The relief from the refineries has never been stable due to pipeline sabotage and the wits of the management of the plants are always at the ends in the search for ways of coming around community problems.

Mr. Yakubu said the management of the refinery was doing everything possible to ensure the sustained integrity of the pipelines, including provision of stakeholding for the communities and huge local community content.

Contrary to expectations, the spokesman of NNPC, Dr Levi Ajuonuma, is reported to have dismissed the refineries as old and outdated.

According to an article in a national daily, the technology employed at Nigeria’s refineries is way behind the times.

Dr. Levi Ajuonuma, Group General Manager, was quoted as saying that the refineries are at least 30 years behind modern technology.

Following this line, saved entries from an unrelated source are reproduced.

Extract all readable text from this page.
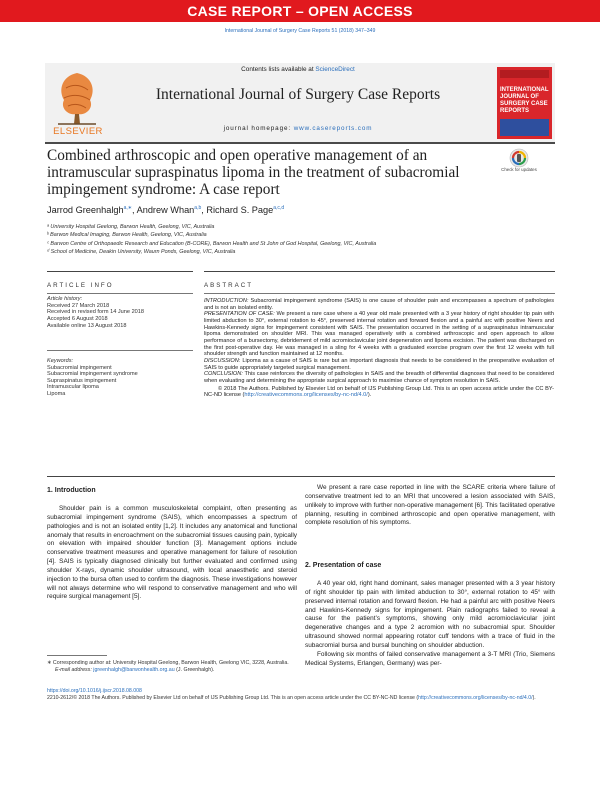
CASE REPORT – OPEN ACCESS
International Journal of Surgery Case Reports 51 (2018) 347–349
ELSEVIER
Contents lists available at ScienceDirect
International Journal of Surgery Case Reports
journal homepage: www.casereports.com
INTERNATIONAL JOURNAL OF SURGERY CASE REPORTS
Combined arthroscopic and open operative management of an intramuscular supraspinatus lipoma in the treatment of subacromial impingement syndrome: A case report
Check for updates
Jarrod Greenhalgh$^{a,∗}$, Andrew Whan$^{a,b}$, Richard S. Page$^{a,c,d}$
ᵃ University Hospital Geelong, Barwon Health, Geelong, VIC, Australia
ᵇ Barwon Medical Imaging, Barwon Health, Geelong, VIC, Australia
ᶜ Barwon Centre of Orthopaedic Research and Education (B-CORE), Barwon Health and St John of God Hospital, Geelong, VIC, Australia
ᵈ School of Medicine, Deakin University, Waurn Ponds, Geelong, VIC, Australia
ARTICLE INFO	ABSTRACT
Article history:
Received 27 March 2018
Received in revised form 14 June 2018
Accepted 6 August 2018
Available online 13 August 2018
Keywords:
Subacromial impingement
Subacromial impingement syndrome
Supraspinatus impingement
Intramuscular lipoma
Lipoma

INTRODUCTION: Subacromial impingement syndrome (SAIS) is one cause of shoulder pain and encompasses a spectrum of pathologies and is not an isolated entity.

PRESENTATION OF CASE: We present a rare case where a 40 year old male presented with a 3 year history of right shoulder tip pain with limited abduction to 30°, external rotation to 45°, preserved internal rotation and forward flexion and a painful arc with positive Neers and Hawkins-Kennedy signs for impingement consistent with SAIS. The presentation occurred in the setting of a supraspinatus intramuscular lipoma demonstrated on shoulder MRI. This was managed operatively with a combined arthroscopic and open approach to allow performance of a bursectomy, debridement of mild acromioclavicular joint degeneration and lipoma excision. The patient was discharged on the first post-operative day. He was managed in a sling for 4 weeks with a graduated exercise program over the first 12 weeks with full shoulder strength and function maintained at 12 months.

DISCUSSION: Lipoma as a cause of SAIS is rare but an important diagnosis that needs to be considered in the preoperative evaluation of SAIS to guide appropriately targeted surgical management.

CONCLUSION: This case reinforces the diversity of pathologies in SAIS and the breadth of differential diagnoses that need to be considered when evaluating and determining the appropriate surgical approach to maximise chance of symptom resolution in SAIS.

© 2018 The Authors. Published by Elsevier Ltd on behalf of IJS Publishing Group Ltd. This is an open access article under the CC BY-NC-ND license (http://creativecommons.org/licenses/by-nc-nd/4.0/).

1. Introduction

Shoulder pain is a common musculoskeletal complaint, often presenting as subacromial impingement syndrome (SAIS), which encompasses a spectrum of pathologies and is not an isolated entity [1,2]. It includes any anatomical and functional anomaly that results in encroachment on the subacromial tissues causing pain, typically on elevation with impaired shoulder function [3]. Management options include conservative treatment measures and operative management for failure of resolution [4]. SAIS is typically diagnosed clinically but further evaluated and confirmed using shoulder X-rays, dynamic shoulder ultrasound, with local anaesthetic and steroid injection to the bursa often used to confirm the diagnosis. These investigations however will not always determine who will respond to conservative management and who will require surgical management [5].

We present a rare case reported in line with the SCARE criteria where failure of conservative treatment led to an MRI that uncovered a lesion associated with SAIS, unlikely to improve with further non-operative management [6]. This facilitated operative planning, resulting in combined arthroscopic and open operative management, with complete resolution of his symptoms.

2. Presentation of case

A 40 year old, right hand dominant, sales manager presented with a 3 year history of right shoulder tip pain with limited abduction to 30°, external rotation to 45° with preserved internal rotation and forward flexion. He had a painful arc with positive Neers and Hawkins-Kennedy signs for impingement. Plain radiographs failed to reveal a cause for the patient’s symptoms, showing only mild acromioclavicular joint degenerative changes and a type 2 acromion with no subacromial spur. Shoulder ultrasound showed normal appearing rotator cuff tendons with a trace of fluid in the subacromial bursa and bursal bunching on shoulder abduction.

Following six months of failed conservative management a 3-T MRI (Trio, Siemens Medical Systems, Erlangen, Germany) was per-

∗ Corresponding author at: University Hospital Geelong, Barwon Health, Geelong VIC, 3228, Australia.
E-mail address: jgreenhalgh@barwonhealth.org.au (J. Greenhalgh).
https://doi.org/10.1016/j.ijscr.2018.08.008
2210-2612/© 2018 The Authors. Published by Elsevier Ltd on behalf of IJS Publishing Group Ltd. This is an open access article under the CC BY-NC-ND license (http://creativecommons.org/licenses/by-nc-nd/4.0/).
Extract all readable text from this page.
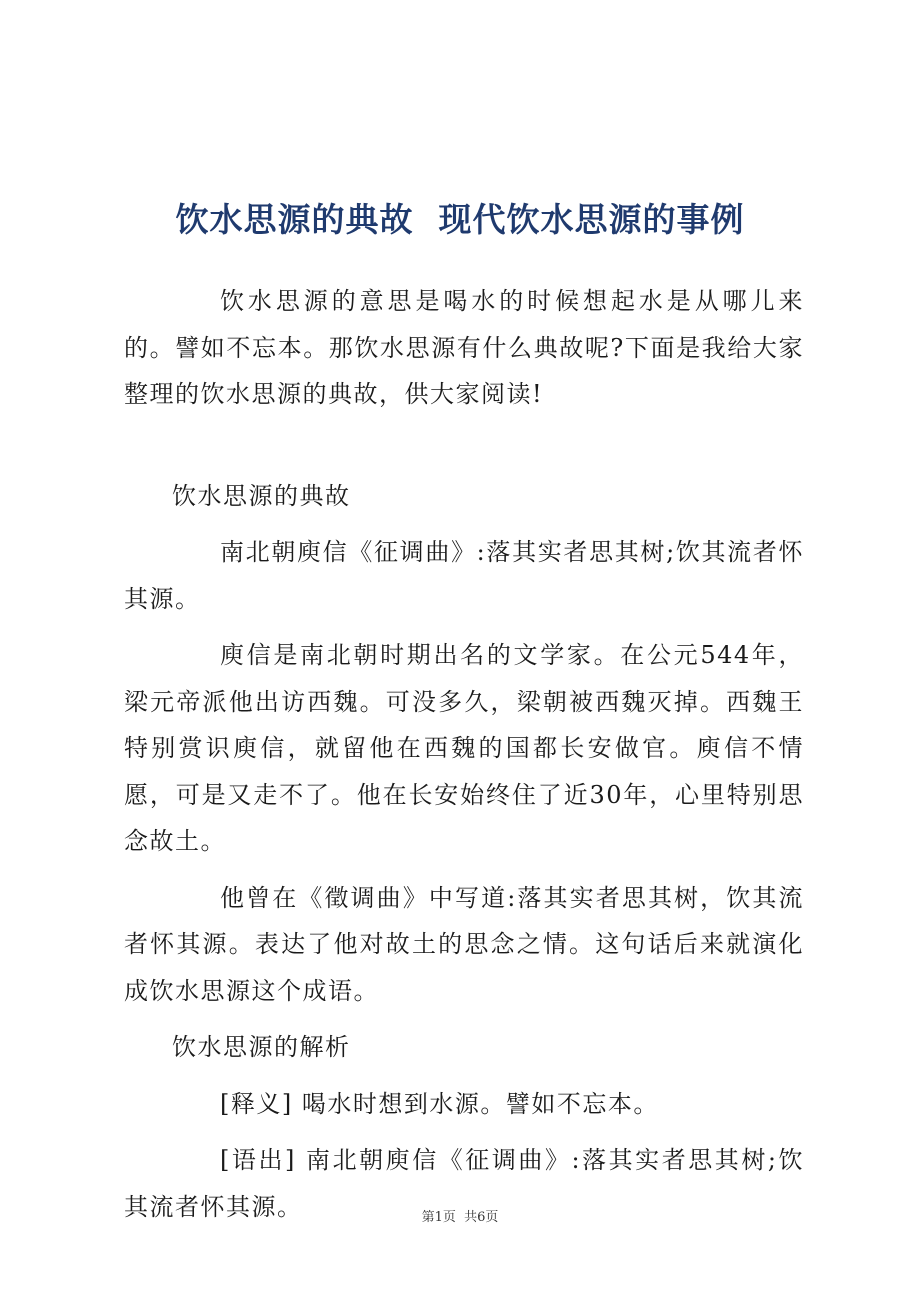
饮水思源的典故  现代饮水思源的事例

饮水思源的意思是喝水的时候想起水是从哪儿来的。譬如不忘本。那饮水思源有什么典故呢?下面是我给大家整理的饮水思源的典故，供大家阅读!

饮水思源的典故

南北朝庾信《征调曲》:落其实者思其树;饮其流者怀其源。

庾信是南北朝时期出名的文学家。在公元544年，梁元帝派他出访西魏。可没多久，梁朝被西魏灭掉。西魏王特别赏识庾信，就留他在西魏的国都长安做官。庾信不情愿，可是又走不了。他在长安始终住了近30年，心里特别思念故土。

他曾在《徵调曲》中写道:落其实者思其树，饮其流者怀其源。表达了他对故土的思念之情。这句话后来就演化成饮水思源这个成语。

饮水思源的解析

[释义] 喝水时想到水源。譬如不忘本。

[语出] 南北朝庾信《征调曲》:落其实者思其树;饮其流者怀其源。	第1页  共6页
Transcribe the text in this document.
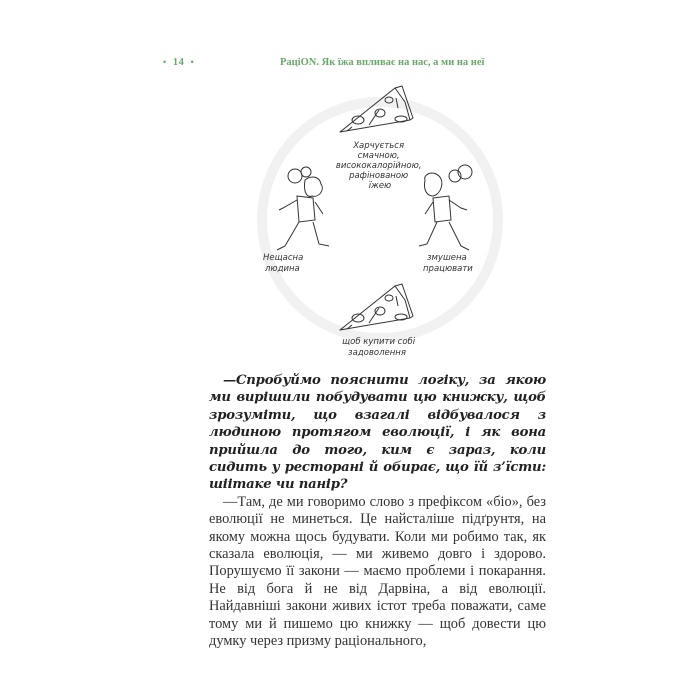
• 14 •	РаціON. Як їжа впливає на нас, а ми на неї
Харчується смачною, висококалорійною, рафінованою їжею
Нещасна людина
змушена працювати
щоб купити собі задоволення

—Спробуймо пояснити логіку, за якою ми вирішили побудувати цю книжку, щоб зрозуміти, що взагалі відбувалося з людиною протягом еволюції, і як вона прийшла до того, ким є зараз, коли сидить у ресторані й обирає, що їй з’їсти: шіітаке чи панір?

—Там, де ми говоримо слово з префіксом «біо», без еволюції не минеться. Це найсталіше підґрунтя, на якому можна щось будувати. Коли ми робимо так, як сказала еволюція, — ми живемо довго і здорово. Порушуємо її закони — маємо проблеми і покарання. Не від бога й не від Дарвіна, а від еволюції. Найдавніші закони живих істот треба поважати, саме тому ми й пишемо цю книжку — щоб довести цю думку через призму раціонального,
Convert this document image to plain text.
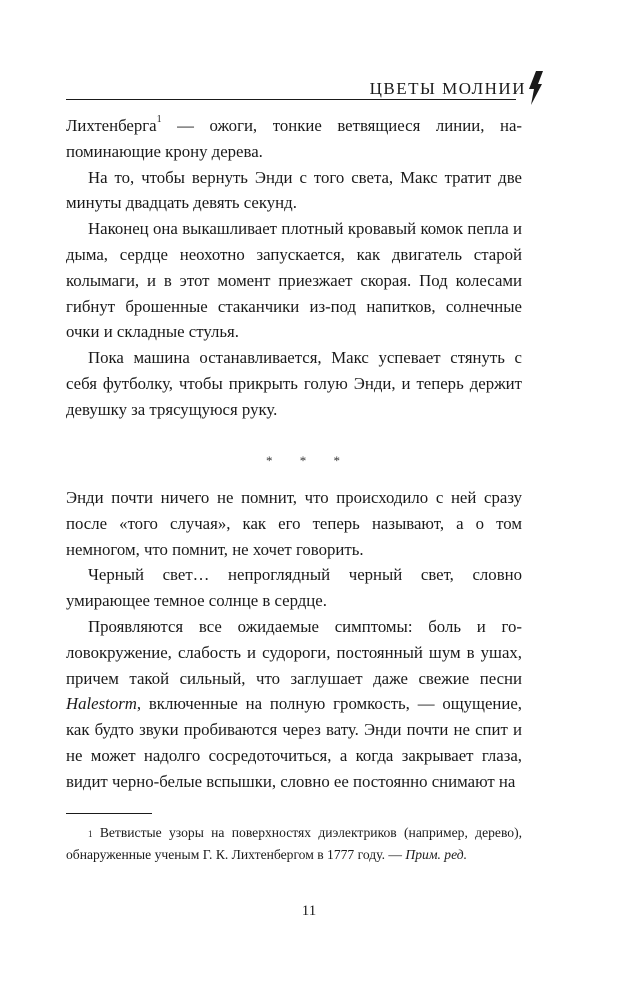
ЦВЕТЫ МОЛНИИ

Лихтенберга$^1$ — ожоги, тонкие ветвящиеся линии, напоминающие крону дерева.

На то, чтобы вернуть Энди с того света, Макс тратит две минуты двадцать девять секунд.

Наконец она выкашливает плотный кровавый комок пепла и дыма, сердце неохотно запускается, как двигатель старой колымаги, и в этот момент приезжает скорая. Под колесами гибнут брошенные стаканчики из-под напитков, солнечные очки и складные стулья.

Пока машина останавливается, Макс успевает стянуть с себя футболку, чтобы прикрыть голую Энди, и теперь держит девушку за трясущуюся руку.

* * *

Энди почти ничего не помнит, что происходило с ней сразу после «того случая», как его теперь называют, а о том немногом, что помнит, не хочет говорить.

Черный свет… непроглядный черный свет, словно умирающее темное солнце в сердце.

Проявляются все ожидаемые симптомы: боль и головокружение, слабость и судороги, постоянный шум в ушах, причем такой сильный, что заглушает даже свежие песни Halestorm, включенные на полную громкость, — ощущение, как будто звуки пробиваются через вату. Энди почти не спит и не может надолго сосредоточиться, а когда закрывает глаза, видит черно-белые вспышки, словно ее постоянно снимают на

$^1$ Ветвистые узоры на поверхностях диэлектриков (например, дерево), обнаруженные ученым Г. К. Лихтенбергом в 1777 году. — Прим. ред.

11
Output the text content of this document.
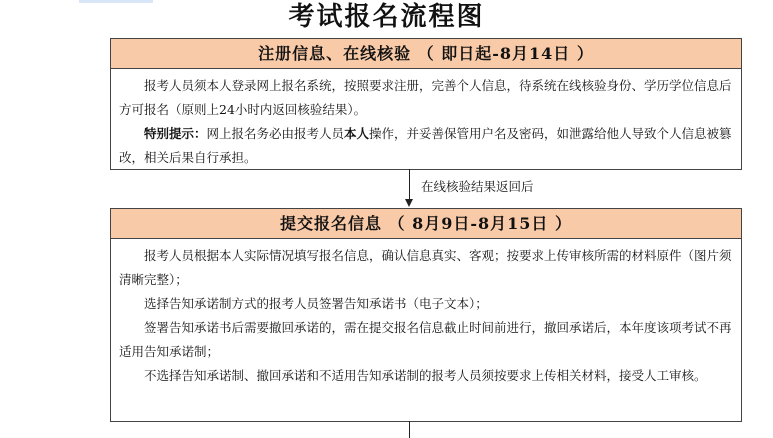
考试报名流程图
注册信息、在线核验 （ 即日起-8月14日 ）

报考人员须本人登录网上报名系统，按照要求注册，完善个人信息，待系统在线核验身份、学历学位信息后方可报名（原则上24小时内返回核验结果）。

特别提示：网上报名务必由报考人员本人操作，并妥善保管用户名及密码，如泄露给他人导致个人信息被篡改，相关后果自行承担。

在线核验结果返回后
提交报名信息 （ 8月9日-8月15日 ）

报考人员根据本人实际情况填写报名信息，确认信息真实、客观；按要求上传审核所需的材料原件（图片须清晰完整）；

选择告知承诺制方式的报考人员签署告知承诺书（电子文本）；

签署告知承诺书后需要撤回承诺的，需在提交报名信息截止时间前进行，撤回承诺后，本年度该项考试不再适用告知承诺制；

不选择告知承诺制、撤回承诺和不适用告知承诺制的报考人员须按要求上传相关材料，接受人工审核。
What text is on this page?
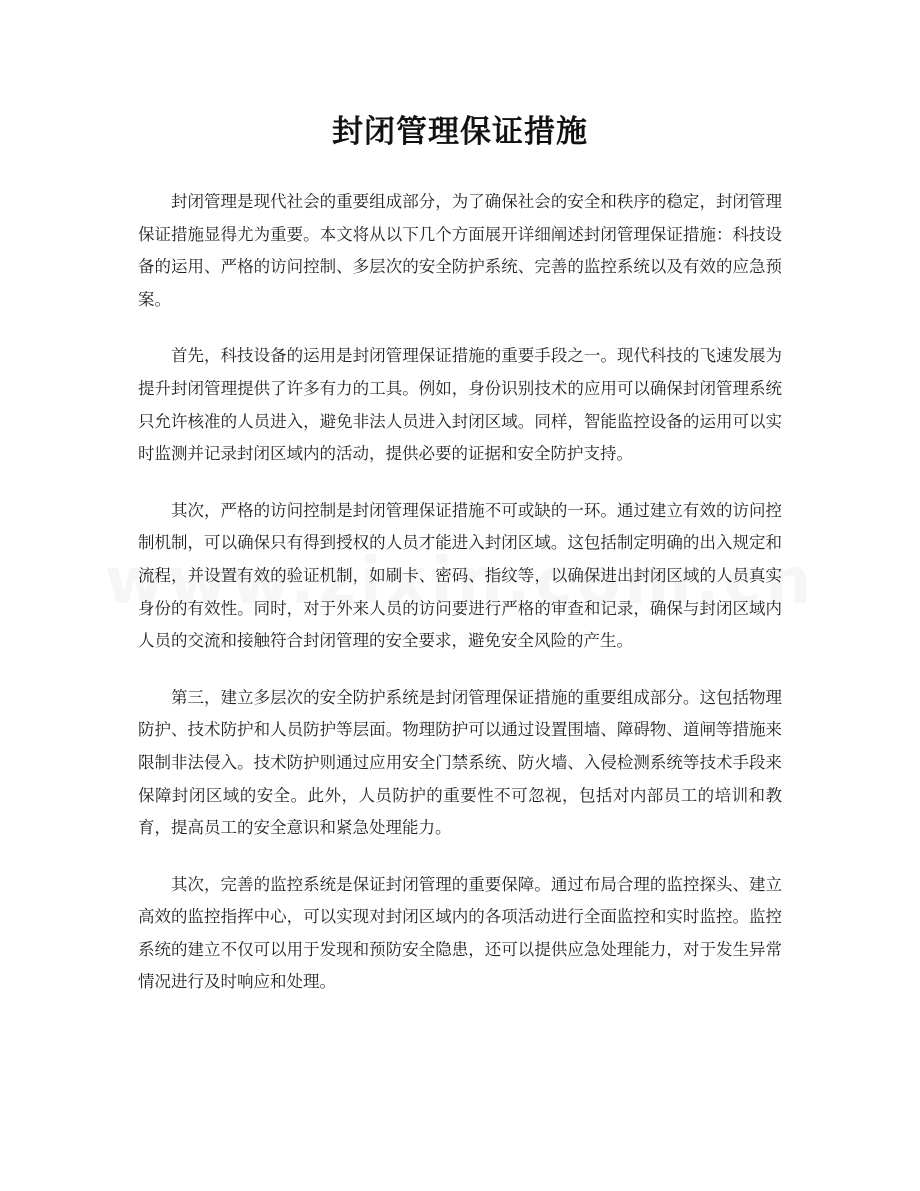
封闭管理保证措施

封闭管理是现代社会的重要组成部分，为了确保社会的安全和秩序的稳定，封闭管理保证措施显得尤为重要。本文将从以下几个方面展开详细阐述封闭管理保证措施：科技设备的运用、严格的访问控制、多层次的安全防护系统、完善的监控系统以及有效的应急预案。

首先，科技设备的运用是封闭管理保证措施的重要手段之一。现代科技的飞速发展为提升封闭管理提供了许多有力的工具。例如，身份识别技术的应用可以确保封闭管理系统只允许核准的人员进入，避免非法人员进入封闭区域。同样，智能监控设备的运用可以实时监测并记录封闭区域内的活动，提供必要的证据和安全防护支持。

其次，严格的访问控制是封闭管理保证措施不可或缺的一环。通过建立有效的访问控制机制，可以确保只有得到授权的人员才能进入封闭区域。这包括制定明确的出入规定和流程，并设置有效的验证机制，如刷卡、密码、指纹等，以确保进出封闭区域的人员真实身份的有效性。同时，对于外来人员的访问要进行严格的审查和记录，确保与封闭区域内人员的交流和接触符合封闭管理的安全要求，避免安全风险的产生。

第三，建立多层次的安全防护系统是封闭管理保证措施的重要组成部分。这包括物理防护、技术防护和人员防护等层面。物理防护可以通过设置围墙、障碍物、道闸等措施来限制非法侵入。技术防护则通过应用安全门禁系统、防火墙、入侵检测系统等技术手段来保障封闭区域的安全。此外，人员防护的重要性不可忽视，包括对内部员工的培训和教育，提高员工的安全意识和紧急处理能力。

其次，完善的监控系统是保证封闭管理的重要保障。通过布局合理的监控探头、建立高效的监控指挥中心，可以实现对封闭区域内的各项活动进行全面监控和实时监控。监控系统的建立不仅可以用于发现和预防安全隐患，还可以提供应急处理能力，对于发生异常情况进行及时响应和处理。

"The control room is three decades behind in technology and Nigeria should be proud of the NNPC team for keeping the refinery working with obsolete technology," Ajuomuna said.

He commended the workers for their ingenuity in keeping things running despite the fact that the refineries have had no turnaround maintenance in 10 years.

"So you can appreciate the ingenuity of our highly skilled staff to carry out this job, making things happen out of nothing," Ajuonuma said.

The Kaduna Refinery and Petrochemical Co. (KRPC) are set to shut down for maintenance. KRPC’s turnaround maintenance is almost 10 years overdue and because of that fact KRPC has contracted the services of an equipment manufacturer from Hungary. Currently about 90 percent of the equipment has arrived in country and is awaiting clearance from the port.

In an effort to ensure that the maintenance shut-in does not cause a scarcity of fuel supplies, KRPC has refined fuel in stock that will satisfy its immediate need for the short-term. "We have made reservations to avoid scarcity."